Not to say that Mikey ignored the studio altogether, as he was rolling with the Heartbeat Brothers and writing for the Symbolic Three in the mid ’80s. By 1987, he began releasing singles as Mikey D & The LA Posse, a group consisting of Mike, DJ Johnny Quest and a young studio engineer/producer named Paul McKasty, who we now know as Paul C. The following year, the crew landed a deal with Sleeping Bag Records (then home to EPMD, Just-Ice, and Mantronix) and Mikey won the New Music Seminar ‘Battle For MC Supremacy’. Unfortunately for him, former title holder Melle Mel was none too pleased to see a cocky kid from Queens take home the coveted belt and challenged Mikey to an on-the-spot battle.
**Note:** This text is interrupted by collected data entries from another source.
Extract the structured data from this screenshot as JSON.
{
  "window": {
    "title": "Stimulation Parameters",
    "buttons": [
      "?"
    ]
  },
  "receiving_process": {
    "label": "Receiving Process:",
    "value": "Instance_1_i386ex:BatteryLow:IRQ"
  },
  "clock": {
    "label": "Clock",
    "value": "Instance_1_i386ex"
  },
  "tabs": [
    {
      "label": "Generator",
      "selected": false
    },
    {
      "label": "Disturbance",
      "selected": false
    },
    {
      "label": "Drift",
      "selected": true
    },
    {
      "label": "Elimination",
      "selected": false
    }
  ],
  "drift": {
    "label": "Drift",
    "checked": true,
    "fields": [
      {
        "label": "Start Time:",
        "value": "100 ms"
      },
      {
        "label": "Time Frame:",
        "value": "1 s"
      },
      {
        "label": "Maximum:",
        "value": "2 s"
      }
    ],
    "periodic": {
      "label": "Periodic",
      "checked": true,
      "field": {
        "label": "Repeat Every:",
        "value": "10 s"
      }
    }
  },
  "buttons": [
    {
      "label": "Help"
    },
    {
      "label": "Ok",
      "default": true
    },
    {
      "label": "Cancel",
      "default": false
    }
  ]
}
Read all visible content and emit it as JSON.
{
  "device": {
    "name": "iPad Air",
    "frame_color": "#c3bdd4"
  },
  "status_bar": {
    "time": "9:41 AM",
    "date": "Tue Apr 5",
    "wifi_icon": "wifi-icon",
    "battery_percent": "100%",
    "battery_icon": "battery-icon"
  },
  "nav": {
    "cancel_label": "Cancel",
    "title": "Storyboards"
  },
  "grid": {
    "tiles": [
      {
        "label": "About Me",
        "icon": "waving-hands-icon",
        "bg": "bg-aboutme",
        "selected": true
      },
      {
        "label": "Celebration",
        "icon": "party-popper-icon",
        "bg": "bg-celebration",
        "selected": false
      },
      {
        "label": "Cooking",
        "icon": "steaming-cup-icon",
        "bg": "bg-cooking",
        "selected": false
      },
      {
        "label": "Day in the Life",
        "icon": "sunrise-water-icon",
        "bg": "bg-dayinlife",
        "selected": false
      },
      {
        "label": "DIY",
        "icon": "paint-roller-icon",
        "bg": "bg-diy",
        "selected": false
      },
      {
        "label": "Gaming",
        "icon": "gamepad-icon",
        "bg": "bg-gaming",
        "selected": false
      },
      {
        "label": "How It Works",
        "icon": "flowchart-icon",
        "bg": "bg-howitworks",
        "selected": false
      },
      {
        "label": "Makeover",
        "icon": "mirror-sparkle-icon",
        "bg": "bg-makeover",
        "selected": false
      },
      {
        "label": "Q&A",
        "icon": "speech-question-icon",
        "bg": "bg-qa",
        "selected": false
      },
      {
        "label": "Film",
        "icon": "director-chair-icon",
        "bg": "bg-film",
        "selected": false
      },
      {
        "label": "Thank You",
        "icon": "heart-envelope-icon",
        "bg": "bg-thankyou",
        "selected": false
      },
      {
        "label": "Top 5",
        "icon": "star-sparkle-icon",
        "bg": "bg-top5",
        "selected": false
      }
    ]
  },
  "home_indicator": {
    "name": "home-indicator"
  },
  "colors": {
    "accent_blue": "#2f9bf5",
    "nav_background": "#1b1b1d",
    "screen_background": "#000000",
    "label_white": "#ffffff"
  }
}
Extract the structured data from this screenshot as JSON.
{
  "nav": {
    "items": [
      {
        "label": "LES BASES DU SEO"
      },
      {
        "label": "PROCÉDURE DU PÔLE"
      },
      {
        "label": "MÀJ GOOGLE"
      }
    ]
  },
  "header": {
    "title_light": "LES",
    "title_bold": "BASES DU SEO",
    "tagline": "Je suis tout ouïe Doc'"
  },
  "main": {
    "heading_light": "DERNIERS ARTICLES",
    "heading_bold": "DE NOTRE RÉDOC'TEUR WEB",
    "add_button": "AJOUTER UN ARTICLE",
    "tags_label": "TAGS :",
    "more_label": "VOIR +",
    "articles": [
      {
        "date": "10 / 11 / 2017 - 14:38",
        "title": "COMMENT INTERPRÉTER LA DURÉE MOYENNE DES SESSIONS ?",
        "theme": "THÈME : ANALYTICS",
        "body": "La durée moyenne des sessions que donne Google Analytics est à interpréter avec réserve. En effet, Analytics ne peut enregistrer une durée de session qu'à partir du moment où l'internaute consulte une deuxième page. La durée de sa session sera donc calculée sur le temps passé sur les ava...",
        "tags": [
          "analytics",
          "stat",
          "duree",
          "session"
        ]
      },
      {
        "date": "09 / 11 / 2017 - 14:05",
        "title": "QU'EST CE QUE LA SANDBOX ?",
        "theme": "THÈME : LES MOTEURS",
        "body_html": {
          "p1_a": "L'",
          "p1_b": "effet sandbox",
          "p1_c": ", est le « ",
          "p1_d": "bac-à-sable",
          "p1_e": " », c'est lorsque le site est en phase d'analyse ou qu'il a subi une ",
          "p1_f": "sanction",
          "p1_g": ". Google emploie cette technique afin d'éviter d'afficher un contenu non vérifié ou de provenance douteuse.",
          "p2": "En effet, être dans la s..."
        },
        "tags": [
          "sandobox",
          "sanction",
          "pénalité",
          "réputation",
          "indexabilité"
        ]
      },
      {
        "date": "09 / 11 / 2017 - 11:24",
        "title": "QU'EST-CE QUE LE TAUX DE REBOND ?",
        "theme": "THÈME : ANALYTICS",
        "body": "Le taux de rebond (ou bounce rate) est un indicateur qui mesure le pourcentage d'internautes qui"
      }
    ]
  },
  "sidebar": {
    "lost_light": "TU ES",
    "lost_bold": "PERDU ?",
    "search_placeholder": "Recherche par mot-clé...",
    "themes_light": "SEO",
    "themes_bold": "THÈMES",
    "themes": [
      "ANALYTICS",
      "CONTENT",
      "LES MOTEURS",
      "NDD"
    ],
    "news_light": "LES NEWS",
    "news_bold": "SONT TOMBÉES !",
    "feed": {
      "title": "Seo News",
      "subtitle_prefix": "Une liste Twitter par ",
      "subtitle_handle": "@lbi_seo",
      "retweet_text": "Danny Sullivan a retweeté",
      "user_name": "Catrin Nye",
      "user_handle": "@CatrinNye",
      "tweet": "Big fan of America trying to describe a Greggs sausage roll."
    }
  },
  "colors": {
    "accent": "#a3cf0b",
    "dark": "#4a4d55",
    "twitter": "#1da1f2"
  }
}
After receiving a sound verbal thrashing, Melle grabbed Mike’s belt and stormed off before a stunned audience.

Misfortune continued to follow Mikey as his friend and producer Paul C was murdered just after they completed their debut album, resulting in the LP being shelved until 2006. Mike returned to the sanctuary of the corner until he was offered a gig replacing Large Professor as the lead vocalist for Main Source in late 1992. Two versions of the Fuck What You Think album were recorded (the original Canadian sessions deemed ‘too soft’ by Mike), and it notably featured the first official appearance from Jadakiss and Sheek Looch of The LOX, but only the ‘What You Need’ single would be released in 1993 before relations broke down between the group’s manager (and mother of the other two members) and the Wild Pitch label. As a result the album didn’t hit stores until 1998, by which time Mikey was already four years deep in what Large Pro likes to call a ‘ghetto vacation’.

This Halloween, Mikey D is releasing his first solo album after over 30 years in the game, Day of Destruction, joined by the likes of RA The Rugged Man, Chris Rivers, Craig G, Canibus, and Grandmaster Caz. I’ve had a quick preview of the album and I’m happy to report that it’s filled with CRC-approved beats rather than the misguided attempts that some older rappers make to sound ‘modern,’ while Mikey sounds as enthusiastic as ever. Despite having been dealt some harsh blows over the years, it’s a testament to Mikey D’s dedication to his craft that he’s still out here doing his thing on his own terms. Salute this man.